Here it is in a nut shell “I don’t see anything that will pound gold ahead of the Fed meeting,” he said.
Grady and several others noted how open interest in gold futures and options has risen sharply in the past two weeks or so, based on the idea of more QE from the Fed. Open interest is the number of outstanding positions in a market. Growth in open interest, accompanied by rising prices, suggests new buying has entered the market. He said there was strong buying on Friday, particularly in options where traders were putting on bullish trades.
But before everyone piles into the market, Grady said, consider this: “If we don’t get QE at the meeting, if they (The Fed) do nothing, it’s going to be very scary in gold, especially after a $100 rally.”
Not everyone is expecting the Fed to move so soon on QE, either. Analysts at Nomura said even with the weak jobs data, it’s not enough to warrant a move next week.
“Economic activity has not been sufficiently strong to produce necessary job gains for the Fed to meet its employment mandate.
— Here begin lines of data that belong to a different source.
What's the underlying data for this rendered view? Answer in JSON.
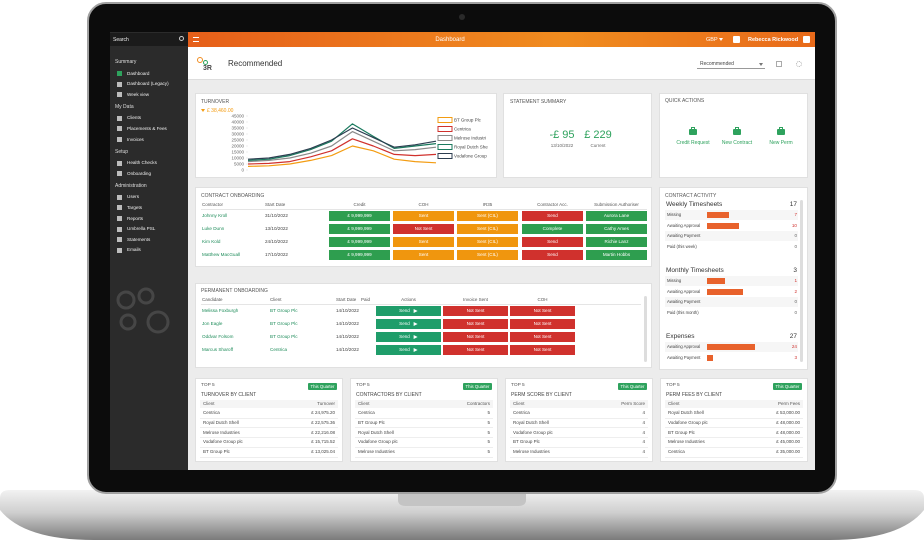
{
  "sidebar": {
    "search": "Search",
    "groups": [
      {
        "title": "Summary",
        "items": [
          "Dashboard",
          "Dashboard (Legacy)",
          "Week view"
        ]
      },
      {
        "title": "My Data",
        "items": [
          "Clients",
          "Placements & Fees",
          "Invoices"
        ]
      },
      {
        "title": "Setup",
        "items": [
          "Health Checks",
          "Onboarding"
        ]
      },
      {
        "title": "Administration",
        "items": [
          "Users",
          "Targets",
          "Reports",
          "Umbrella PSL",
          "Statements",
          "Emails"
        ]
      }
    ]
  },
  "topbar": {
    "title": "Dashboard",
    "currency": "GBP",
    "user": "Rebecca Rickwood"
  },
  "header": {
    "logo": "3R",
    "title": "Recommended",
    "select": "Recommended"
  },
  "turnover": {
    "title": "TURNOVER",
    "chart_data": {
      "type": "line",
      "highlight": "£ 38,460.00",
      "highlight_color": "#f39c12",
      "ylim": [
        0,
        45000
      ],
      "yticks": [
        45000,
        40000,
        35000,
        30000,
        25000,
        20000,
        15000,
        10000,
        5000,
        0
      ],
      "series": [
        {
          "name": "BT Group Plc",
          "color": "#f39c12",
          "values": [
            3000,
            3500,
            5000,
            8000,
            12000,
            20000,
            16000,
            9000,
            7000,
            6000
          ]
        },
        {
          "name": "Centrica",
          "color": "#d0312d",
          "values": [
            5000,
            5500,
            7000,
            11000,
            16000,
            26000,
            20000,
            13000,
            12000,
            13000
          ]
        },
        {
          "name": "Melrose Industri",
          "color": "#8a8a8a",
          "values": [
            7000,
            8000,
            10000,
            14000,
            20000,
            32000,
            24000,
            16000,
            17000,
            19000
          ]
        },
        {
          "name": "Royal Dutch She",
          "color": "#1a7a5e",
          "values": [
            8000,
            9000,
            12000,
            17000,
            24000,
            38460,
            28000,
            18000,
            20000,
            22000
          ]
        },
        {
          "name": "Vodafone Group",
          "color": "#2c3e50",
          "values": [
            9000,
            10000,
            13000,
            18000,
            25000,
            35000,
            27000,
            19000,
            21000,
            24000
          ]
        }
      ]
    }
  },
  "statement": {
    "title": "STATEMENT SUMMARY",
    "items": [
      {
        "value": "-£ 95",
        "label": "13/10/2022"
      },
      {
        "value": "£ 229",
        "label": "Current"
      }
    ]
  },
  "quick_actions": {
    "title": "QUICK ACTIONS",
    "items": [
      "Credit Request",
      "New Contract",
      "New Perm"
    ]
  },
  "contract_onboarding": {
    "title": "CONTRACT ONBOARDING",
    "columns": [
      "Contractor",
      "Start Date",
      "Credit",
      "COH",
      "IR35",
      "Contractor Acc.",
      "Submission Authoriser"
    ],
    "rows": [
      {
        "name": "Johnny Kroll",
        "start": "31/10/2022",
        "cells": [
          {
            "text": "£ 9,999,999",
            "color": "#2e9e4f"
          },
          {
            "text": "Sent",
            "color": "#f0960e"
          },
          {
            "text": "Sent (CIL)",
            "color": "#f0960e"
          },
          {
            "text": "Send",
            "color": "#d0312d"
          },
          {
            "text": "Aurora Lane",
            "color": "#2e9e4f"
          }
        ]
      },
      {
        "name": "Luke Dunn",
        "start": "13/10/2022",
        "cells": [
          {
            "text": "£ 9,999,999",
            "color": "#2e9e4f"
          },
          {
            "text": "Not Sent",
            "color": "#d0312d"
          },
          {
            "text": "Sent (CIL)",
            "color": "#f0960e"
          },
          {
            "text": "Complete",
            "color": "#2e9e4f"
          },
          {
            "text": "Cathy Ames",
            "color": "#2e9e4f"
          }
        ]
      },
      {
        "name": "Kim Kold",
        "start": "24/10/2022",
        "cells": [
          {
            "text": "£ 9,999,999",
            "color": "#2e9e4f"
          },
          {
            "text": "Sent",
            "color": "#f0960e"
          },
          {
            "text": "Sent (CIL)",
            "color": "#f0960e"
          },
          {
            "text": "Send",
            "color": "#d0312d"
          },
          {
            "text": "Richie Lanz",
            "color": "#2e9e4f"
          }
        ]
      },
      {
        "name": "Matthew MacGuall",
        "start": "17/10/2022",
        "cells": [
          {
            "text": "£ 9,999,999",
            "color": "#2e9e4f"
          },
          {
            "text": "Sent",
            "color": "#f0960e"
          },
          {
            "text": "Sent (CIL)",
            "color": "#f0960e"
          },
          {
            "text": "Send",
            "color": "#d0312d"
          },
          {
            "text": "Martin Hobbs",
            "color": "#2e9e4f"
          }
        ]
      }
    ]
  },
  "permanent_onboarding": {
    "title": "PERMANENT ONBOARDING",
    "columns": [
      "Candidate",
      "Client",
      "Start Date",
      "Paid",
      "Actions",
      "Invoice Sent",
      "COH"
    ],
    "rows": [
      {
        "name": "Melissa Foxburgh",
        "client": "BT Group Plc",
        "start": "14/10/2022",
        "cells": [
          {
            "text": "Send",
            "color": "#1f9d6a"
          },
          {
            "text": "Not Sent",
            "color": "#d0312d"
          },
          {
            "text": "Not Sent",
            "color": "#d0312d"
          }
        ]
      },
      {
        "name": "Jon Eagle",
        "client": "BT Group Plc",
        "start": "14/10/2022",
        "cells": [
          {
            "text": "Send",
            "color": "#1f9d6a"
          },
          {
            "text": "Not Sent",
            "color": "#d0312d"
          },
          {
            "text": "Not Sent",
            "color": "#d0312d"
          }
        ]
      },
      {
        "name": "Oddvar Folsom",
        "client": "BT Group Plc",
        "start": "14/10/2022",
        "cells": [
          {
            "text": "Send",
            "color": "#1f9d6a"
          },
          {
            "text": "Not Sent",
            "color": "#d0312d"
          },
          {
            "text": "Not Sent",
            "color": "#d0312d"
          }
        ]
      },
      {
        "name": "Marcus Sharoff",
        "client": "Centrica",
        "start": "14/10/2022",
        "cells": [
          {
            "text": "Send",
            "color": "#1f9d6a"
          },
          {
            "text": "Not Sent",
            "color": "#d0312d"
          },
          {
            "text": "Not Sent",
            "color": "#d0312d"
          }
        ]
      }
    ]
  },
  "contract_activity": {
    "title": "CONTRACT ACTIVITY",
    "bar_color": "#e8622c",
    "sections": [
      {
        "title": "Weekly Timesheets",
        "total": 17,
        "rows": [
          {
            "label": "Missing",
            "value": 7
          },
          {
            "label": "Awaiting Approval",
            "value": 10
          },
          {
            "label": "Awaiting Payment",
            "value": 0
          },
          {
            "label": "Paid (this week)",
            "value": 0
          }
        ]
      },
      {
        "title": "Monthly Timesheets",
        "total": 3,
        "rows": [
          {
            "label": "Missing",
            "value": 1
          },
          {
            "label": "Awaiting Approval",
            "value": 2
          },
          {
            "label": "Awaiting Payment",
            "value": 0
          },
          {
            "label": "Paid (this month)",
            "value": 0
          }
        ]
      },
      {
        "title": "Expenses",
        "total": 27,
        "rows": [
          {
            "label": "Awaiting Approval",
            "value": 24
          },
          {
            "label": "Awaiting Payment",
            "value": 3
          }
        ]
      }
    ]
  },
  "top5": [
    {
      "top": "TOP 5",
      "title": "TURNOVER BY CLIENT",
      "badge": "This Quarter",
      "columns": [
        "Client",
        "Turnover"
      ],
      "rows": [
        [
          "Centrica",
          "£ 24,975.20"
        ],
        [
          "Royal Dutch Shell",
          "£ 22,575.36"
        ],
        [
          "Melrose Industries",
          "£ 22,216.08"
        ],
        [
          "Vodafone Group plc",
          "£ 15,715.52"
        ],
        [
          "BT Group Plc",
          "£ 13,025.04"
        ]
      ]
    },
    {
      "top": "TOP 5",
      "title": "CONTRACTORS BY CLIENT",
      "badge": "This Quarter",
      "columns": [
        "Client",
        "Contractors"
      ],
      "rows": [
        [
          "Centrica",
          5
        ],
        [
          "BT Group Plc",
          5
        ],
        [
          "Royal Dutch Shell",
          5
        ],
        [
          "Vodafone Group plc",
          5
        ],
        [
          "Melrose Industries",
          5
        ]
      ]
    },
    {
      "top": "TOP 5",
      "title": "PERM SCORE BY CLIENT",
      "badge": "This Quarter",
      "columns": [
        "Client",
        "Perm Score"
      ],
      "rows": [
        [
          "Centrica",
          4
        ],
        [
          "Royal Dutch Shell",
          4
        ],
        [
          "Vodafone Group plc",
          4
        ],
        [
          "BT Group Plc",
          4
        ],
        [
          "Melrose Industries",
          4
        ]
      ]
    },
    {
      "top": "TOP 5",
      "title": "PERM FEES BY CLIENT",
      "badge": "This Quarter",
      "columns": [
        "Client",
        "Perm Fees"
      ],
      "rows": [
        [
          "Royal Dutch Shell",
          "£ 53,000.00"
        ],
        [
          "Vodafone Group plc",
          "£ 48,000.00"
        ],
        [
          "BT Group Plc",
          "£ 48,000.00"
        ],
        [
          "Melrose Industries",
          "£ 45,000.00"
        ],
        [
          "Centrica",
          "£ 35,000.00"
        ]
      ]
    }
  ]
}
Nor is job growth weak enough to suggest that the economy is falling off a cliff. Today's report was not sufficiently weak to change our expectations that the Fed will extend the forward guidance about the likely path of the federal funds rate but will not introduce QE3 at the upcoming September meeting,” they said.
Edward Meir, commodities consultant at INTL FCStone, said the Fed has a lot of mixed signals to sort out. The Friday’s jobs data was lackluster, but earlier this week, jobless claims fell to a four-month low, the ADP data was strong and the August ISM services reading also rose more than forecast, The last three indicators “may make the Fed’s upcoming decision somewhat trickier in that the argument for further easing may not seem as persuasive as it once was,” Meir said.